You're reading: For Crimean Tatars, history is repeating itself, community members say

It’s like a generational curse. Young Crimean Tatars are reliving the tragic history of their grandparents: regime change, occupation and displacement.

That was the message from several representatives of the Crimean Tatars, who joined a webinar hosted by the Atlantic Council and moderated by Terrell Jermaine Starr, a journalist and fellow at the think tank, on Oct. 20 to discuss efforts to help their community.

Crimea has been a land under dispute for more than two centuries, ever since the Russian Empire annexed the territory in 1783 under Catherine the Great.

Then, in 1944, amidst World War II, Soviet dictator Josef Stalin deported the entire indigenous Crimean Tatar population to Central Asia and Siberia after accusing them of collaborating with Nazi Germany.

However, with the beginning of the Soviet collapse in the late 1980s, many Crimean Tatars were finally able to return to their homeland. But they never could have imagined that their history would repeat itself in 2014, when Russia invaded and annexed Crimea.

The Ukrainian government does not recognize Moscow’s control over Crimea, and it is trying to help the 2.5 million Ukrainians stuck in the occupied region, including the most oppressed group, the Tatars.

“Publicity is the only instrument that saves and protects people,” said Emine Dzhaparova, an ethnic Crimean Tatar and Ukraine’s first deputy minister of foreign affairs. Dzhaparova is trying to raise awareness and show the international community the oppression that Ukrainians and Tatars are facing in Crimea.

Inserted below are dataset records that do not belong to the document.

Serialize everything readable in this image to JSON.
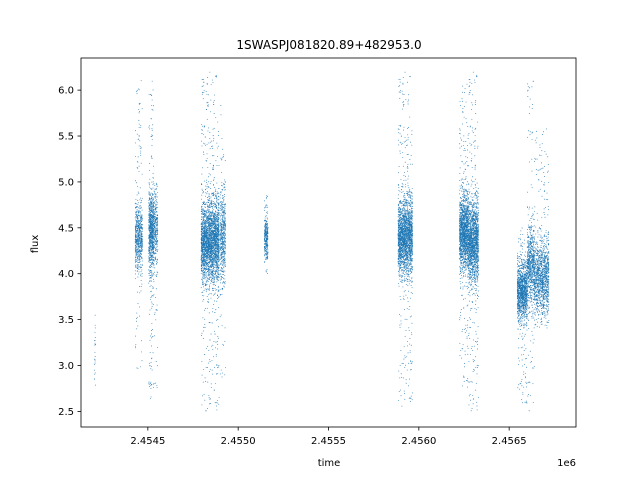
{
  "chart_data": {
    "type": "scatter",
    "title": "1SWASPJ081820.89+482953.0",
    "xlabel": "time",
    "ylabel": "flux",
    "x_offset_label": "1e6",
    "xlim": [
      2454130,
      2456870
    ],
    "ylim": [
      2.33,
      6.35
    ],
    "x_ticks": [
      {
        "value": 2454500,
        "label": "2.4545"
      },
      {
        "value": 2455000,
        "label": "2.4550"
      },
      {
        "value": 2455500,
        "label": "2.4555"
      },
      {
        "value": 2456000,
        "label": "2.4560"
      },
      {
        "value": 2456500,
        "label": "2.4565"
      }
    ],
    "y_ticks": [
      {
        "value": 2.5,
        "label": "2.5"
      },
      {
        "value": 3.0,
        "label": "3.0"
      },
      {
        "value": 3.5,
        "label": "3.5"
      },
      {
        "value": 4.0,
        "label": "4.0"
      },
      {
        "value": 4.5,
        "label": "4.5"
      },
      {
        "value": 5.0,
        "label": "5.0"
      },
      {
        "value": 5.5,
        "label": "5.5"
      },
      {
        "value": 6.0,
        "label": "6.0"
      }
    ],
    "grid": false,
    "legend": "none",
    "marker_color": "#1f77b4",
    "series": [
      {
        "clusters": [
          {
            "x_range": [
              2454205,
              2454210
            ],
            "center": 3.2,
            "spread": 0.25,
            "min": 2.64,
            "max": 3.63,
            "count": 25
          },
          {
            "x_range": [
              2454430,
              2454470
            ],
            "center": 4.4,
            "spread": 0.18,
            "min": 2.95,
            "max": 6.12,
            "count": 650
          },
          {
            "x_range": [
              2454505,
              2454532
            ],
            "center": 4.45,
            "spread": 0.22,
            "min": 2.62,
            "max": 6.1,
            "count": 850
          },
          {
            "x_range": [
              2454533,
              2454555
            ],
            "center": 4.5,
            "spread": 0.2,
            "min": 2.7,
            "max": 5.0,
            "count": 300
          },
          {
            "x_range": [
              2454795,
              2454895
            ],
            "center": 4.35,
            "spread": 0.22,
            "min": 2.5,
            "max": 6.2,
            "count": 3000
          },
          {
            "x_range": [
              2454900,
              2454930
            ],
            "center": 4.4,
            "spread": 0.25,
            "min": 2.85,
            "max": 5.9,
            "count": 500
          },
          {
            "x_range": [
              2455145,
              2455165
            ],
            "center": 4.4,
            "spread": 0.12,
            "min": 4.0,
            "max": 4.85,
            "count": 300
          },
          {
            "x_range": [
              2455885,
              2455965
            ],
            "center": 4.4,
            "spread": 0.2,
            "min": 2.55,
            "max": 6.2,
            "count": 2200
          },
          {
            "x_range": [
              2456225,
              2456275
            ],
            "center": 4.45,
            "spread": 0.2,
            "min": 2.75,
            "max": 6.1,
            "count": 1500
          },
          {
            "x_range": [
              2456275,
              2456330
            ],
            "center": 4.35,
            "spread": 0.22,
            "min": 2.5,
            "max": 6.2,
            "count": 1600
          },
          {
            "x_range": [
              2456545,
              2456600
            ],
            "center": 3.8,
            "spread": 0.15,
            "min": 2.55,
            "max": 4.5,
            "count": 1200
          },
          {
            "x_range": [
              2456600,
              2456640
            ],
            "center": 4.1,
            "spread": 0.22,
            "min": 2.5,
            "max": 6.15,
            "count": 700
          },
          {
            "x_range": [
              2456640,
              2456720
            ],
            "center": 3.95,
            "spread": 0.2,
            "min": 3.4,
            "max": 5.6,
            "count": 1200
          }
        ]
      }
    ]
  }
}
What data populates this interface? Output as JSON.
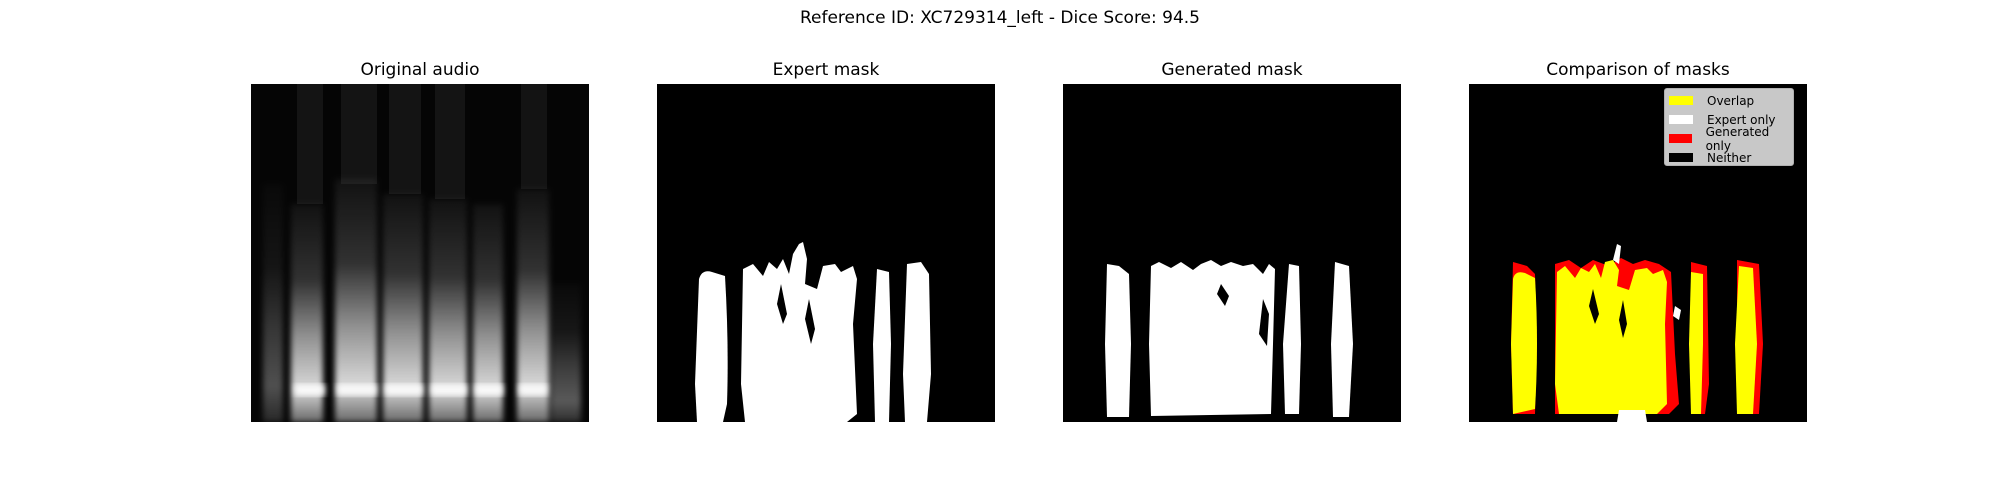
{
  "figure": {
    "suptitle": "Reference ID: XC729314_left - Dice Score: 94.5"
  },
  "panels": [
    {
      "title": "Original audio"
    },
    {
      "title": "Expert mask"
    },
    {
      "title": "Generated mask"
    },
    {
      "title": "Comparison of masks"
    }
  ],
  "legend": {
    "items": [
      {
        "label": "Overlap",
        "color": "#ffff00"
      },
      {
        "label": "Expert only",
        "color": "#ffffff"
      },
      {
        "label": "Generated only",
        "color": "#ff0000"
      },
      {
        "label": "Neither",
        "color": "#000000"
      }
    ]
  },
  "colors": {
    "background": "#000000",
    "mask": "#ffffff",
    "overlap": "#ffff00",
    "generated_only": "#ff0000"
  }
}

“If it hadn’t been for the solid stance of the international community, we wouldn’t just have 130 political prisoners in Crimea, but thousands of them. If you dare to say Crimea is Ukraine (in the occupied peninsula), then you will be put in prison for at least five years,” she said.

In order to increase international outreach, Dzhaparova said a new international platform is currently being created. Called the Ukrainian Planet, the initiative will hold events on issues like non-recognition of Russia’s annexation, sanctions against Russia and diplomatic issues related to Crimea. The initiative will launch in 2021.

Panelists talk during “How Crimea’s Tatars are fighting occupation and displacement,” an online panel by the Atlantic Council. They are (clockwise from upper left) Ukrainian lawmaker Rustam Umerov, moderator Terrell Jermaine Starr, U.S. Crimean Tatar activist Ayla Bakkalli and Ukrainian Deputy Foreign Minister Emine Dzhaparova. (Courtesy)

The Crimean Tatars currently identify as the indigenous people of Crimea. Tatar representatives and non-governmental organizations have taken an active part in the United Nations permanent forum on indigenous issues.

“This is a (way) to communicate the issues from the ground roots on multiple platforms, to make the case known that Russia is the occupier of the Crimean peninsula of Ukraine,” said Ayla Bakkalli, a U.S. representative and executive member of the World Congress of Crimean Tatars and a representative of the Crimean Tatars at the United Nations.

Bakkalli further explained that Crimean Tatars have never accepted the illegal annexation.

“The Crimean Tatars are currently living in a time zone in which their past has become their present… a child who was born between 1991 and 2014 is experiencing a similar history of persecution as his grandparent who was also born in Crimea, but prior to the 1944 deportation,” Bakkalli said.

Ukrainians and Crimean Tatars have the same nemesis, according to her. “Ukrainian people empathize (with us) and the Ukrainian government understands that the most important currency is dignity and honor,” she said.

As a result of the Kremlin occupation, many Crimean Tatars have been left displaced. According to Rustem Umerov, a Crimean Tatar member of Ukraine’s parliament, 60,000 people have immigrated from Crimea to Ukraine’s mainland.

“We initiated several programs, (such as) the housing project, thanks to the Turkish Republic for supporting it and building a thousand-apartment construction for internally displaced people,” Umerov said.

Ukraine is also opening up cultural and educational centers for Crimean Tatars to preserve their cultural and religious identity.

“I’ve been to all of the negotiations since 2014,” Umerov said, “and if there is no blood spilled now in Crimea, it is because of the Crimean Tatar leadership, who have asked Ukrainian, European, Turkish and U.S authorities not to start a war, but unfortunately had to (accept) being occupied.”